国立自然史博物館誘致合戦の八重山側拠点が総会

 平成30年度八重山への国立自然史博物館の誘致に向けた推進委員会総会が5月17日午後2時から石垣市役所第1・第2会議室で開催され、40人を超える委員が集まり、多忙な中山義隆委員長のあいさつを竹富町前鹿川副町長が代読した。

 そのなかで、日本学術会議が平成28年5月に「国立自然史博物館の必要性」を発表し、自然史科学の研究者が国立沖縄自然史博物館設立準備委員会を設立。

昨年9月に一般社団法人化をして、活動費の資金繰りを円滑に、全国でシンポジュウムを開催して、同博物館の設立にむけた機運を高めたい考えだ。

 沖縄県は担当大臣への要望書を提出するなど、誘致への取り組みを見せている。また市町村単位では、八重山と北部3村が手を上げて、推進会議を立ち上げて誘致合戦を展開。その合戦の八重山側担い手がこの総会の委員である。

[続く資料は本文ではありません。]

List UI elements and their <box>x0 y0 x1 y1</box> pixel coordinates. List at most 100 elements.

 総会はこの日、前年の事業報告をして、収支決済決算監査報告をして、事業計画案および予算案を了承していた。

 世界的に有名な自然史博物館は、アメリカのスミソニアン博物館で、膨大な生物の標本を揃え、最高峰の英知を結集する権威ある殿堂。

いわば国立自然史博物館が出来れば日本国の自然史を網羅する一大拠点である。

ただ、日本の研究機関の国依存が進む中で、果たして世界に誇る自然史博物館が学閥で泥まみれの日本に生まれる可能性はあるのか。周辺各国から東洋一と評価を得られるものに出来るのか。

 かつて、東アジアのサンゴ研究の拠点とされた国際サンゴ礁研究・モニタリングセンターが、影を潜めたまま環境省の事務所と化しているように、学術系の拠点は民間の支援の薄さが国主導に傾いて、国の利用機関化する傾向が否めない。

 独自な研究を大々的に進められる独立性の高い博物館が、市民の協力のもとに進められることが、まず重要では。

 文化度の高さを示せる歴史と民意がある地域で、その立地を進めるとすれば、果たしてどこがいいか。

2万4000年前の人骨も出た石垣島で、早くから国立公園のある八重山でもあり、新空港建設で自然環境を守るために30年以上建設を伸ばした場所でもある。

その素養は十分あるのではないか。それを掘り起こすなら、今進められる景観条例の改悪や、各地に進む農振除外のラッシュ、自然のままの緑が失われている現状を、まず改めるべきでは。

 下草をきれいにしてホタルの生息を失う公園管理のような、生物の生息に無頓着な業者の素養を、なんとか高める必要があるのではないか。新空港の工事を思い出してほしいところだ。